Le jugement lui a octroyé une somme de 59 512,26 euros à ce titre, calculée à hauteur de la rémunération due entre le 24 mai 2022, date de la décision de justice, jusqu’au 30 juillet 2024, date de la fin du mandat, dans la limite de trente mois, non atteinte en l’espèce.
Il demande de porter cette indemnité à 62 480 euros, incluant des congés payés. Toutefois, il est vérifié que le jugement a exactement fixé le montant de l’indemnité pour violation du statut protecteur revenant à l’intéressé.

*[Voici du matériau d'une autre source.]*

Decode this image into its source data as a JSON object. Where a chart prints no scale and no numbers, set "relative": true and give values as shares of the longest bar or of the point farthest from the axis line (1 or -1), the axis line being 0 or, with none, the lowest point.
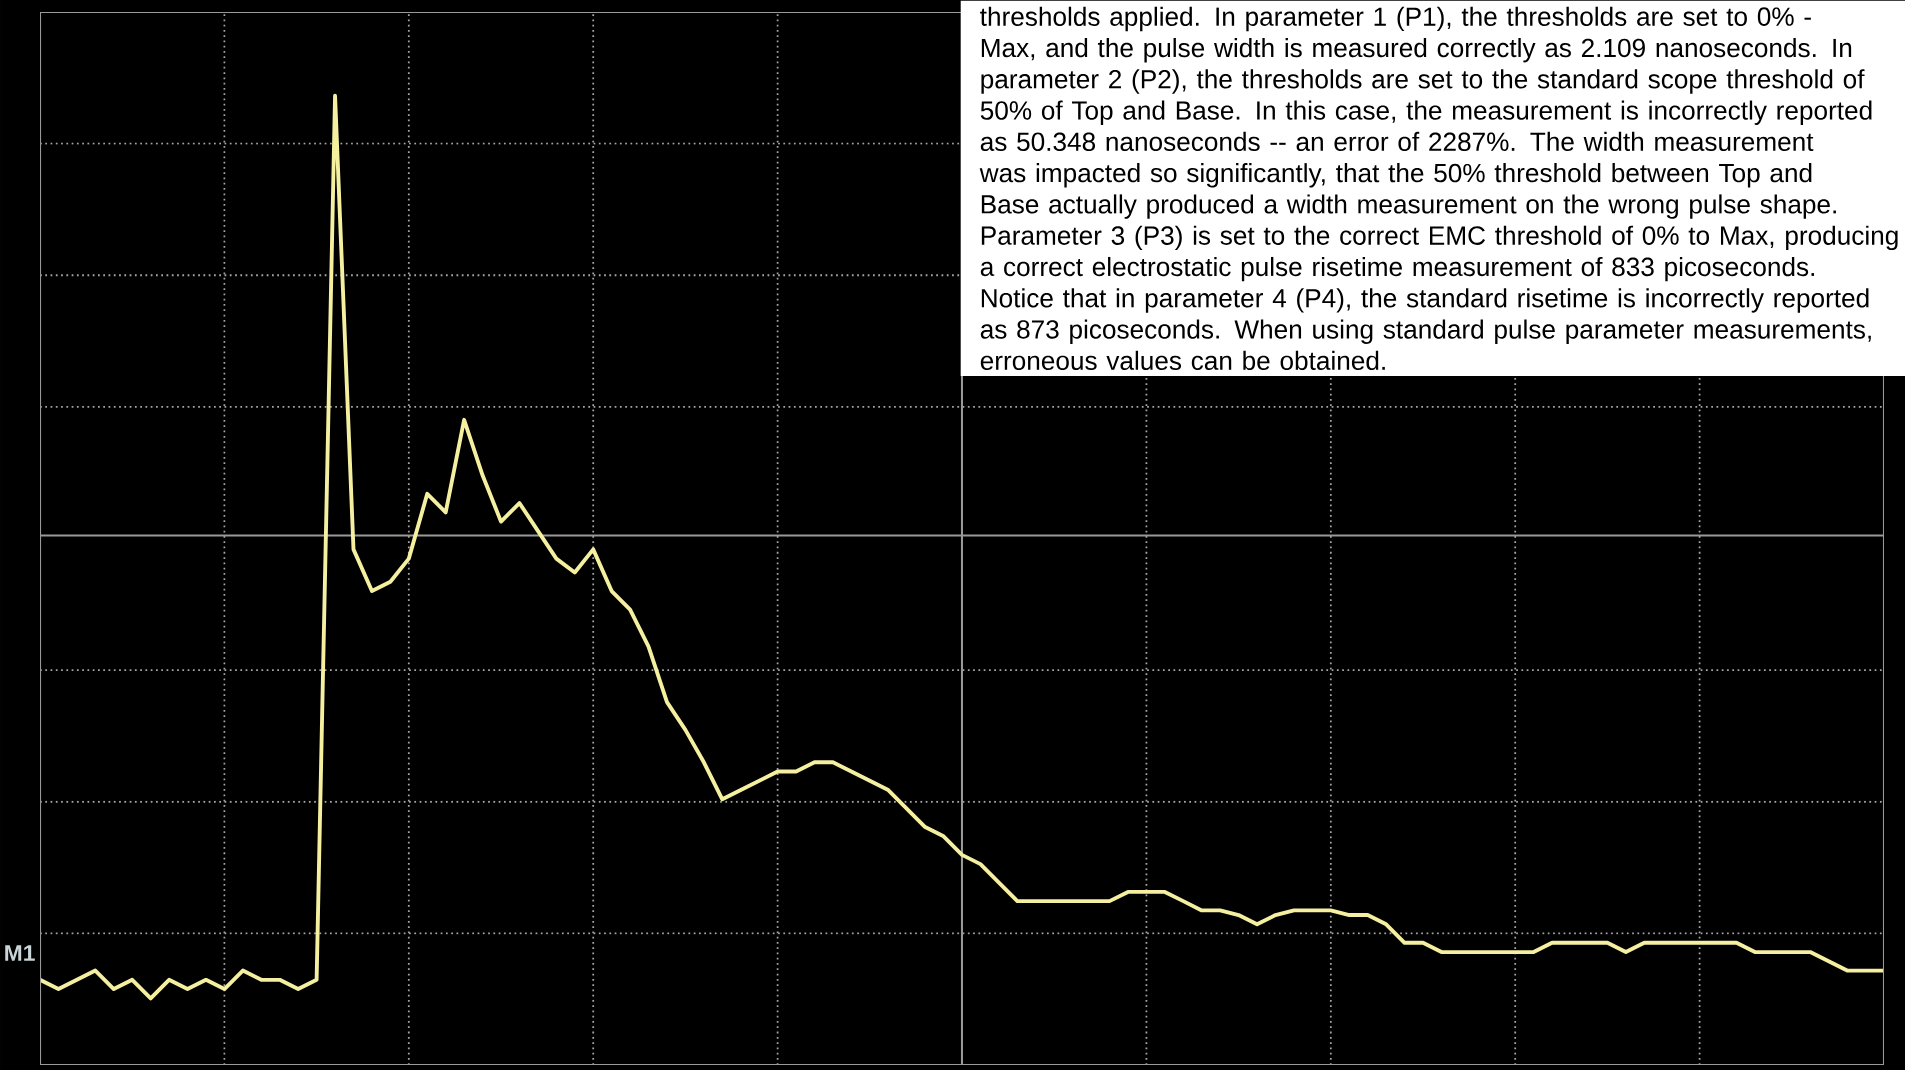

Il convient donc de le confirmer sur ce point.
Sur le remboursement des indemnités de chômages versées à M. [H]
En application des dispositions de l’article L. 1235-4 du code du travail, il convient d’ordonner le remboursement par l’employeur des indemnités de chômage versées au salarié, du jour de la rupture du contrat de travail prononcée par jugement du 24 mai 2022 jusqu’au jour du présent arrêt, dans la limite de six mois d’indemnités.
Sur les dépens et les frais irrépétibles
Eu égard à la solution du litige, le jugement sera confirmé en ce qu’il statue sur les dépens et les frais irrépétibles.
La société sera condamnée aux dépens d’appel ainsi qu’à payer au salarié la somme de 2 500 euros sur le fondement de l’article 700 du code de procédure civile pour les frais irrépétibles exposés en cause d’appel.
PAR CES MOTIFS
La cour,
INFIRME le jugement en ce qu’il condamne la société [7] au paiement de la somme de 15 000 euros à titre de dommages et intérêts au titre du harcèlement moral et du manquement à l’obligation de sécurité,
CONFIRME le jugement pour le surplus,
Statuant à nouveau sur les chefs infirmés et y ajoutant,
CONDAMNE la société [7] à payer à M. [Z] [H] les sommes suivantes :
* 8 000 euros en réparation du préjudice causé par le harcèlement moral,
* 8 000 euros en réparation du préjudice causé par le manquement à l’obligation de sécurité,
ces sommes produisant des intérêts au taux légal à compter du jugement jusqu’à 15 000 euros et à compter du présent arrêt pour le surplus,
ORDONNE à la société [7] le remboursement des indemnités de chômage versées à M. [Z] [H] du jour de la rupture du contrat de travail prononcée par jugement du 24 mai 2022, jusqu’au jour du présent arrêt, dans la limite de six mois d’indemnités,
CONDAMNE la société [7] aux dépens d’appel,
CONDAMNE la société [7] à payer à M. [Z] [H] la somme de 2 500 euros sur le fondement de l’article 700 du code de procédure civile,
DEBOUTE les parties des autres demandes.